Germany is discussing the possibility of easing some sanctions on Russia, as the European nation looks to warm diplomatic and economic relations with Moscow, according to a new Monday report in German magazine Der Spiegel. The European Union is set to decide whether to renew sanctions on Russia by the end of June, and several nations have voiced opposition to continuing the strict sanctions with their eastern neighbor.

"My approach has always been that sanctions are not an end in themselves. When progress is made on the implementation of the Minsk Protocol, we can also then talk about easing sanctions," German Foreign Minister Frank-Walter Steinmeier said, Der Spiegel reported.

Germany could relax certain initial sanctions on Moscow in exchange for Russia's cooperation on upcoming elections in eastern Ukraine, according to the report. Authorities in Berlin would not change the financial sector penalties, however, or other embargoes that have targeted Russian President Vladimir Putin and his close business allies.

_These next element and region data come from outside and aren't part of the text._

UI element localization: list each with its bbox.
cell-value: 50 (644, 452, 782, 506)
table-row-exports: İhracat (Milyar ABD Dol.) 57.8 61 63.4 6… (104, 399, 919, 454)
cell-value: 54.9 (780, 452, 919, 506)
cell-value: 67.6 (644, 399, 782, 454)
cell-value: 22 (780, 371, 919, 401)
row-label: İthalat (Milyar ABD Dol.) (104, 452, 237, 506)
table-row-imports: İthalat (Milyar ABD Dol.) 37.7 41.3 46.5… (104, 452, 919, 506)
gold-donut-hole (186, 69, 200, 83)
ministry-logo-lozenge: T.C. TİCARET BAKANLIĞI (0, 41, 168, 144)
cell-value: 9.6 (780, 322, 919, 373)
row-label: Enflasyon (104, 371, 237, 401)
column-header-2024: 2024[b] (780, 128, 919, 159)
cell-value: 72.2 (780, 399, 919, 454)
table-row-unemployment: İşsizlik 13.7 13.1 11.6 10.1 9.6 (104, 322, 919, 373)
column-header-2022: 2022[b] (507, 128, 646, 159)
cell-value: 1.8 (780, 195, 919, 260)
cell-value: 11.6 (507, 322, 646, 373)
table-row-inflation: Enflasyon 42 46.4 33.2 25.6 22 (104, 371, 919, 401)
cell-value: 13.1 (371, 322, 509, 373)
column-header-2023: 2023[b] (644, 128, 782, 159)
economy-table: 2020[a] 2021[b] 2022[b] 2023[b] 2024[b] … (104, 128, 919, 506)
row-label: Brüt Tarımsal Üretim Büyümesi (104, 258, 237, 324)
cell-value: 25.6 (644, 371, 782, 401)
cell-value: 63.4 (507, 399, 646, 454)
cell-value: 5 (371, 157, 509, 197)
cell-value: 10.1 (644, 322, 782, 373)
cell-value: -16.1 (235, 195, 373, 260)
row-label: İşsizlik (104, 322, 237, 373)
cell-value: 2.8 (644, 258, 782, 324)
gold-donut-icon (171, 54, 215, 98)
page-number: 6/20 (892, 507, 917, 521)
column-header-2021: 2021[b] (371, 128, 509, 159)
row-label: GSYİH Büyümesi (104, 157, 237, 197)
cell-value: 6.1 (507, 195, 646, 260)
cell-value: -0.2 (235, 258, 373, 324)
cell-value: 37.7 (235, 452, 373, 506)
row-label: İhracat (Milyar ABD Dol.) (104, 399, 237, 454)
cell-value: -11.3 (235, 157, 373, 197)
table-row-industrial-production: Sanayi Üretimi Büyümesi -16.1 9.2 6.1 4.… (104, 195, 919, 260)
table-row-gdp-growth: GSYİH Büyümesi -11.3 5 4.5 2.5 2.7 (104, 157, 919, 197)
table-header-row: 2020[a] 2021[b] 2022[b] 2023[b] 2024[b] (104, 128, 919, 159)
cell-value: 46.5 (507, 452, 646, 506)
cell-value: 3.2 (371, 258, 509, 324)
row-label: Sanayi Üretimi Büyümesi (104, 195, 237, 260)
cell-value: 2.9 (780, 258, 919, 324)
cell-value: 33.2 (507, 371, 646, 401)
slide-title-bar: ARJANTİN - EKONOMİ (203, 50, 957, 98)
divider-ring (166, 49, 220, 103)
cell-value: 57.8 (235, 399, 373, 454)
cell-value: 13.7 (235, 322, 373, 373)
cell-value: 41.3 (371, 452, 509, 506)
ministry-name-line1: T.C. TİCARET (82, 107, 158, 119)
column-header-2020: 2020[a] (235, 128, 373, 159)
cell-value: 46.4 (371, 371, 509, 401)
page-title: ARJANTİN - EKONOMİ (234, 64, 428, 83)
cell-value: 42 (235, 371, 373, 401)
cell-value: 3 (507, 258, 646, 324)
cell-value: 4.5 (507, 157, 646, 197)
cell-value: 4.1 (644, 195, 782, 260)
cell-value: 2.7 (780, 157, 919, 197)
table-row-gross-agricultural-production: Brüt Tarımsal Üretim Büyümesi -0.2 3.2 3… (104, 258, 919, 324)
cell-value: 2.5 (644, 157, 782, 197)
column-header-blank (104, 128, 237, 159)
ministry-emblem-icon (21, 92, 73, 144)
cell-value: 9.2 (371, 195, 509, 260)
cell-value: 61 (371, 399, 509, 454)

The European Union and the U.S. first issued sanctions on Russia after Russia's annexation of Crimea in March 2014. The embargo has disrupted trade between the EU and Russia, as Moscow used to import many food products from throughout Europe, and many EU countries used Russian oil.

Putin Russian President Vladimir Putin approaches to shake hands with German Chancellor Angela Merkel during a meeting at the Kremlin on May 10, 2015. Photo: Reuters/Sergei Karpukhin

Jean-Claude Juncker, president of the European Commission, has planned a diplomatic visit to Russia, making it the first such visit since the sanctions were issued more than two years ago. The EU is expected to renew sanctions on the energy, defense and financial sectors for at least six months in July, though the visit could help warm relations, according to one European authority.

"A visit by an official of this level always carries a symbolic value. I don't see any reasons why we would need to symbolically demonstrate to Russia that we're seeking contact," Lithuania's foreign minister, Linas Linkevičius, told Reuters.